By: Victor Trammell
An 18-year-old black female artist from Brooklyn, New York has made the achievement of a lifetime.
Cliffanie Forrester (pictured left) graduated from New York City’s Manhattan High School of Art and Design this past spring. However, her amazing level of talent at producing paintings earned her an achievement that goes far beyond what the average teenager could imagine .
Earlier this summer, Forrester’s painting called “Uganda” (pictured right) was officially exhibited at New York City’s Metropolitan Museum of Art (MET). Anybody who knows about art is aware that getting your work exhibited at the MET is a very big deal.
The MET is the biggest art museum in the United States. It’s also one of the most frequented art museums on the face of the earth. Every year, the MET hosts a gala, which attracts some of the biggest names in music, film, and television.
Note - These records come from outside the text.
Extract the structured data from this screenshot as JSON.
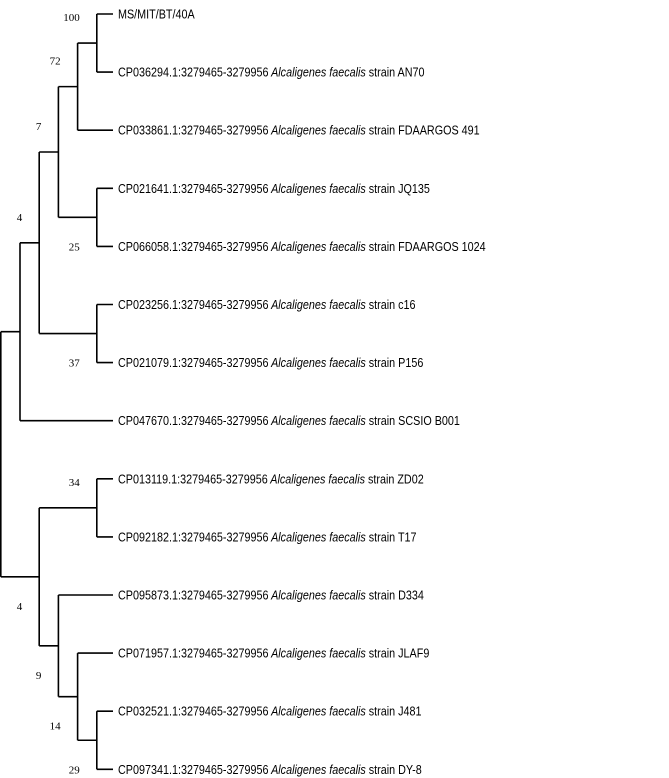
{
  "tree": {
    "label_color": "#000000",
    "line_color": "#000000",
    "root": {
      "children": [
        {
          "branch_length": 1,
          "bootstrap": null,
          "children": [
            {
              "branch_length": 1,
              "bootstrap": "4",
              "label_position": "above",
              "children": [
                {
                  "branch_length": 1,
                  "bootstrap": "7",
                  "label_position": "above",
                  "children": [
                    {
                      "branch_length": 1,
                      "bootstrap": "72",
                      "label_position": "above",
                      "children": [
                        {
                          "branch_length": 1,
                          "bootstrap": "100",
                          "label_position": "above",
                          "children": [
                            {
                              "accession": "MS/MIT/BT/40A",
                              "species": "",
                              "strain": ""
                            },
                            {
                              "accession": "CP036294.1:3279465-3279956",
                              "species": "Alcaligenes faecalis",
                              "strain": "strain AN70"
                            }
                          ]
                        },
                        {
                          "accession": "CP033861.1:3279465-3279956",
                          "species": "Alcaligenes faecalis",
                          "strain": "strain FDAARGOS 491"
                        }
                      ]
                    },
                    {
                      "branch_length": 2,
                      "bootstrap": "25",
                      "label_position": "below",
                      "children": [
                        {
                          "accession": "CP021641.1:3279465-3279956",
                          "species": "Alcaligenes faecalis",
                          "strain": "strain JQ135"
                        },
                        {
                          "accession": "CP066058.1:3279465-3279956",
                          "species": "Alcaligenes faecalis",
                          "strain": "strain FDAARGOS 1024"
                        }
                      ]
                    }
                  ]
                },
                {
                  "branch_length": 3,
                  "bootstrap": "37",
                  "label_position": "below",
                  "children": [
                    {
                      "accession": "CP023256.1:3279465-3279956",
                      "species": "Alcaligenes faecalis",
                      "strain": "strain c16"
                    },
                    {
                      "accession": "CP021079.1:3279465-3279956",
                      "species": "Alcaligenes faecalis",
                      "strain": "strain P156"
                    }
                  ]
                }
              ]
            },
            {
              "accession": "CP047670.1:3279465-3279956",
              "species": "Alcaligenes faecalis",
              "strain": "strain SCSIO B001"
            }
          ]
        },
        {
          "branch_length": 2,
          "bootstrap": "4",
          "label_position": "below",
          "children": [
            {
              "branch_length": 3,
              "bootstrap": "34",
              "label_position": "above",
              "children": [
                {
                  "accession": "CP013119.1:3279465-3279956",
                  "species": "Alcaligenes faecalis",
                  "strain": "strain ZD02"
                },
                {
                  "accession": "CP092182.1:3279465-3279956",
                  "species": "Alcaligenes faecalis",
                  "strain": "strain T17"
                }
              ]
            },
            {
              "branch_length": 1,
              "bootstrap": "9",
              "label_position": "below",
              "children": [
                {
                  "accession": "CP095873.1:3279465-3279956",
                  "species": "Alcaligenes faecalis",
                  "strain": "strain D334"
                },
                {
                  "branch_length": 1,
                  "bootstrap": "14",
                  "label_position": "below",
                  "children": [
                    {
                      "accession": "CP071957.1:3279465-3279956",
                      "species": "Alcaligenes faecalis",
                      "strain": "strain JLAF9"
                    },
                    {
                      "branch_length": 1,
                      "bootstrap": "29",
                      "label_position": "below",
                      "children": [
                        {
                          "accession": "CP032521.1:3279465-3279956",
                          "species": "Alcaligenes faecalis",
                          "strain": "strain J481"
                        },
                        {
                          "accession": "CP097341.1:3279465-3279956",
                          "species": "Alcaligenes faecalis",
                          "strain": "strain DY-8"
                        }
                      ]
                    }
                  ]
                }
              ]
            }
          ]
        }
      ]
    }
  }
}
From Taylor Swift, to Zoe Saldana, to power couple Jay Z and Beyonce, the stars always shine bright at the annual MET Gala.
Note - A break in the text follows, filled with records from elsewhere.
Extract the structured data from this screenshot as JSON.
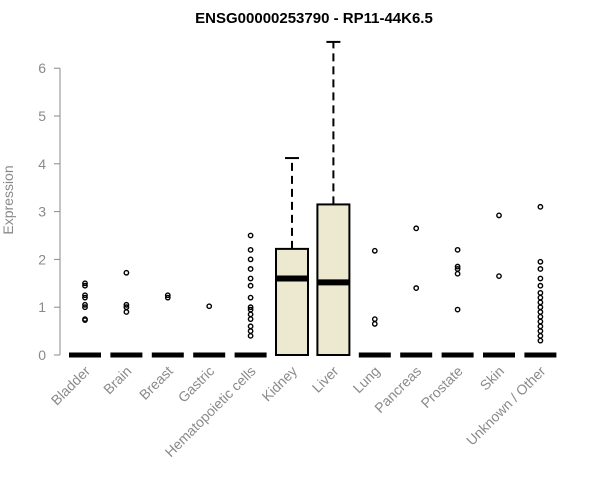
{
  "chart_data": {
    "type": "box",
    "title": "ENSG00000253790 - RP11-44K6.5",
    "ylabel": "Expression",
    "ylim": [
      0,
      6.5
    ],
    "yticks": [
      0,
      1,
      2,
      3,
      4,
      5,
      6
    ],
    "box_fill": "#ede8d0",
    "categories": [
      "Bladder",
      "Brain",
      "Breast",
      "Gastric",
      "Hematopoietic cells",
      "Kidney",
      "Liver",
      "Lung",
      "Pancreas",
      "Prostate",
      "Skin",
      "Unknown / Other"
    ],
    "boxes": [
      {
        "category": "Bladder",
        "min": 0,
        "q1": 0,
        "median": 0,
        "q3": 0,
        "max": 0,
        "outliers": [
          0.73,
          0.75,
          1.0,
          1.05,
          1.2,
          1.25,
          1.45,
          1.5
        ]
      },
      {
        "category": "Brain",
        "min": 0,
        "q1": 0,
        "median": 0,
        "q3": 0,
        "max": 0,
        "outliers": [
          0.9,
          1.0,
          1.05,
          1.72
        ]
      },
      {
        "category": "Breast",
        "min": 0,
        "q1": 0,
        "median": 0,
        "q3": 0,
        "max": 0,
        "outliers": [
          1.2,
          1.25
        ]
      },
      {
        "category": "Gastric",
        "min": 0,
        "q1": 0,
        "median": 0,
        "q3": 0,
        "max": 0,
        "outliers": [
          1.02
        ]
      },
      {
        "category": "Hematopoietic cells",
        "min": 0,
        "q1": 0,
        "median": 0,
        "q3": 0,
        "max": 0,
        "outliers": [
          0.4,
          0.5,
          0.6,
          0.75,
          0.85,
          0.95,
          1.0,
          1.2,
          1.45,
          1.6,
          1.8,
          2.0,
          2.2,
          2.5
        ]
      },
      {
        "category": "Kidney",
        "min": 0,
        "q1": 0,
        "median": 1.6,
        "q3": 2.22,
        "max": 4.12,
        "outliers": []
      },
      {
        "category": "Liver",
        "min": 0,
        "q1": 0,
        "median": 1.52,
        "q3": 3.15,
        "max": 6.55,
        "outliers": []
      },
      {
        "category": "Lung",
        "min": 0,
        "q1": 0,
        "median": 0,
        "q3": 0,
        "max": 0,
        "outliers": [
          0.65,
          0.75,
          2.18
        ]
      },
      {
        "category": "Pancreas",
        "min": 0,
        "q1": 0,
        "median": 0,
        "q3": 0,
        "max": 0,
        "outliers": [
          1.4,
          2.65
        ]
      },
      {
        "category": "Prostate",
        "min": 0,
        "q1": 0,
        "median": 0,
        "q3": 0,
        "max": 0,
        "outliers": [
          0.95,
          1.7,
          1.8,
          1.85,
          2.2
        ]
      },
      {
        "category": "Skin",
        "min": 0,
        "q1": 0,
        "median": 0,
        "q3": 0,
        "max": 0,
        "outliers": [
          1.65,
          2.92
        ]
      },
      {
        "category": "Unknown / Other",
        "min": 0,
        "q1": 0,
        "median": 0,
        "q3": 0,
        "max": 0,
        "outliers": [
          0.3,
          0.4,
          0.5,
          0.6,
          0.7,
          0.8,
          0.9,
          1.0,
          1.1,
          1.2,
          1.3,
          1.45,
          1.6,
          1.8,
          1.95,
          3.1
        ]
      }
    ]
  }
}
Forrester’s “Uganda” went viral in no time after she tweeted a picture of it when it debuted at the MET’s student exhibit earlier this summer. A caption on the photo of her painting she shared on Twitter read: “WHO JUST COMPLETED THEIR LIFE GOAL AT AGE 18? ME.”
In just eight days, Forrester’s painting was retweeted 38,000-plus times, liked 85,000-plus times, and viewed around 2.9 million times. That is almost 50 percent of the number of people who visit the MET annually. After making her huge splash, Forrester did an exclusive interview with Fusion.net expressing her feelings about it all.
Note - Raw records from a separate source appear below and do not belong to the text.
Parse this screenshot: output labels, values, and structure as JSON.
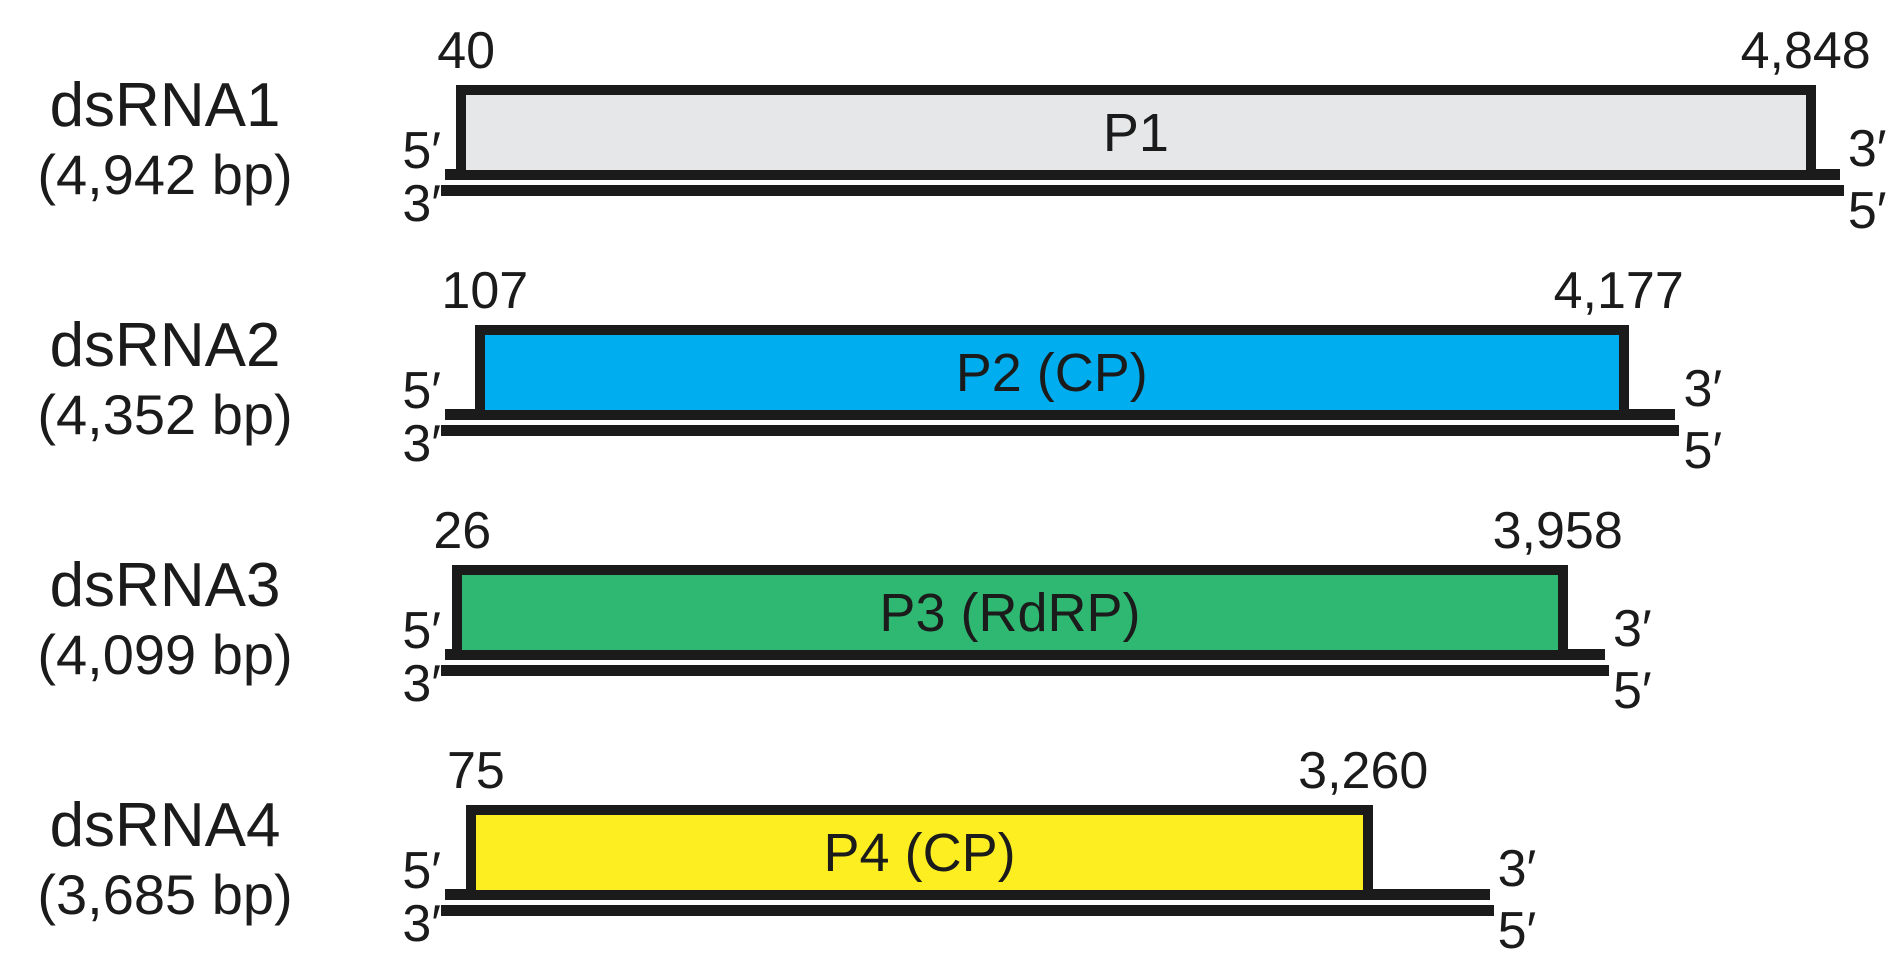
{
  "figure": {
    "kind": "dsRNA-genome-segment-diagram",
    "outline_color": "#1b1b1b",
    "background_color": "#ffffff"
  },
  "strand_labels": {
    "left_top": "5′",
    "left_bottom": "3′",
    "right_top": "3′",
    "right_bottom": "5′"
  },
  "segments": [
    {
      "name": "dsRNA1",
      "size_label": "(4,942 bp)",
      "bp": 4942,
      "orf": {
        "label": "P1",
        "start": 40,
        "end": 4848,
        "start_label": "40",
        "end_label": "4,848",
        "color": "#e6e7e8"
      }
    },
    {
      "name": "dsRNA2",
      "size_label": "(4,352 bp)",
      "bp": 4352,
      "orf": {
        "label": "P2 (CP)",
        "start": 107,
        "end": 4177,
        "start_label": "107",
        "end_label": "4,177",
        "color": "#00aeef"
      }
    },
    {
      "name": "dsRNA3",
      "size_label": "(4,099 bp)",
      "bp": 4099,
      "orf": {
        "label": "P3 (RdRP)",
        "start": 26,
        "end": 3958,
        "start_label": "26",
        "end_label": "3,958",
        "color": "#2eb872"
      }
    },
    {
      "name": "dsRNA4",
      "size_label": "(3,685 bp)",
      "bp": 3685,
      "orf": {
        "label": "P4 (CP)",
        "start": 75,
        "end": 3260,
        "start_label": "75",
        "end_label": "3,260",
        "color": "#fcee21"
      }
    }
  ]
}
“It made me feel really good to get noticed on social media, especially as a person of color. It felt really good to hear people telling me that they felt inspired by me, that I made them feel like they could accomplish anything, that they’re going to set bigger goals,” Forrester told Fusion.net.
“It felt good to know that other African-Americans and people of color were inspired by me and that I helped them feel like they could accomplish anything they put their minds to,” she continued.